•Norwegian Wood, set in 1960s Japan, is like a long journey to the woods accompanied by different characters, each with its own share of life & the taste of death. With aches being mostly physical & verbal, Norwegian Wood was like feeling for the ones whose ache was a world building within their minds. An ache that made even the words tremble.
• With Toru Watanabe as the protagonist, his journey from being an 18 year old, college student, to someone who lived death while living life, we get to read how death lives with us throughout our lives, shaking our realities with each loss it leaves in our hearts & yet we keep on living because that’s we can do. When his childhood friend, Kizuki, was lost in the world of dead, I felt what it means to lose a precious part of yourself, a part only one friend had access to.
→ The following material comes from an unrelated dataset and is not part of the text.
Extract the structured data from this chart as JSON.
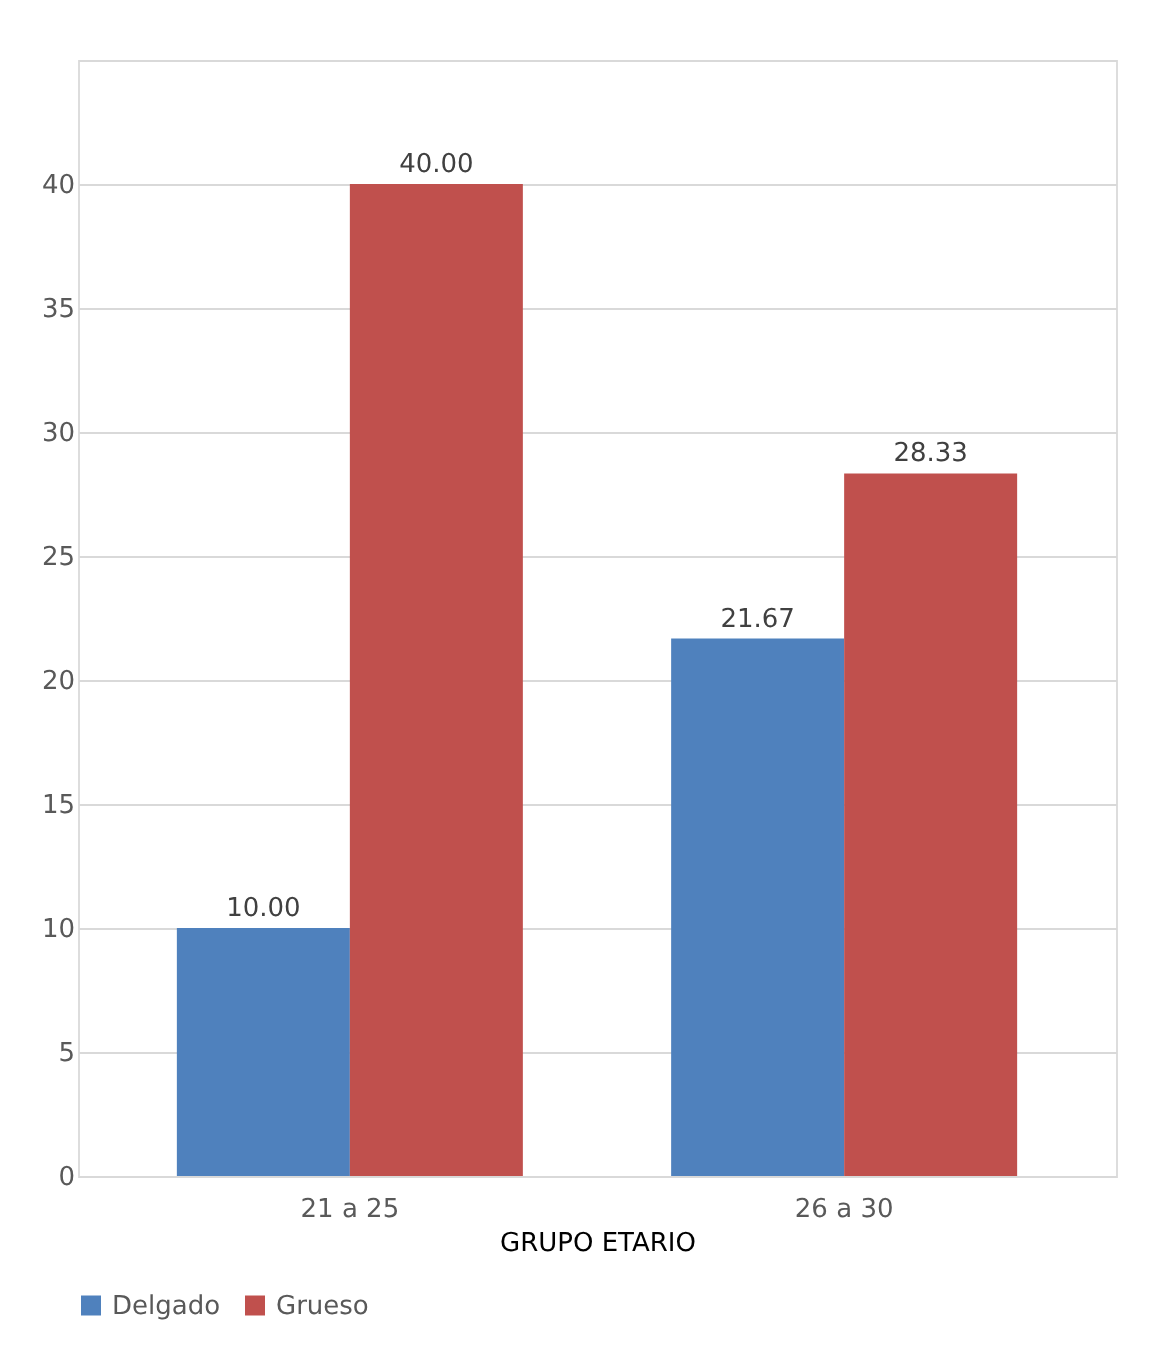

With the voids of loss growing inside him, Kizuki’s girlfriend, Naoko, was the only knot he could held onto. And, Naoko! The fragility of life, the storm of losing oneself to the presence of the dead somewhere within you, I felt for her as if she was making it through, one day at a time.
• With characters like Midori, Reiko, Nagasawa, there were aspects of them I loved reading. Also, I liked the conversations of anything & everything Toru had with them. I felt Murakami captures the essence of conversations in a really diverse way.
• Murakami holds space for literature, music, solitude & individual space in such a great way. You crave reading, solitude, music and living in a peaceful way. You know, a kind of silent motivation to live life as it demands to be lived.
• Murakami has dealt with mental agonies in such a truthful way that you feel yourself crushing just realizing how impactful loss is in devastating not only the peace but the entire life ahead of people. How people fail to live life no matter how hard they try to.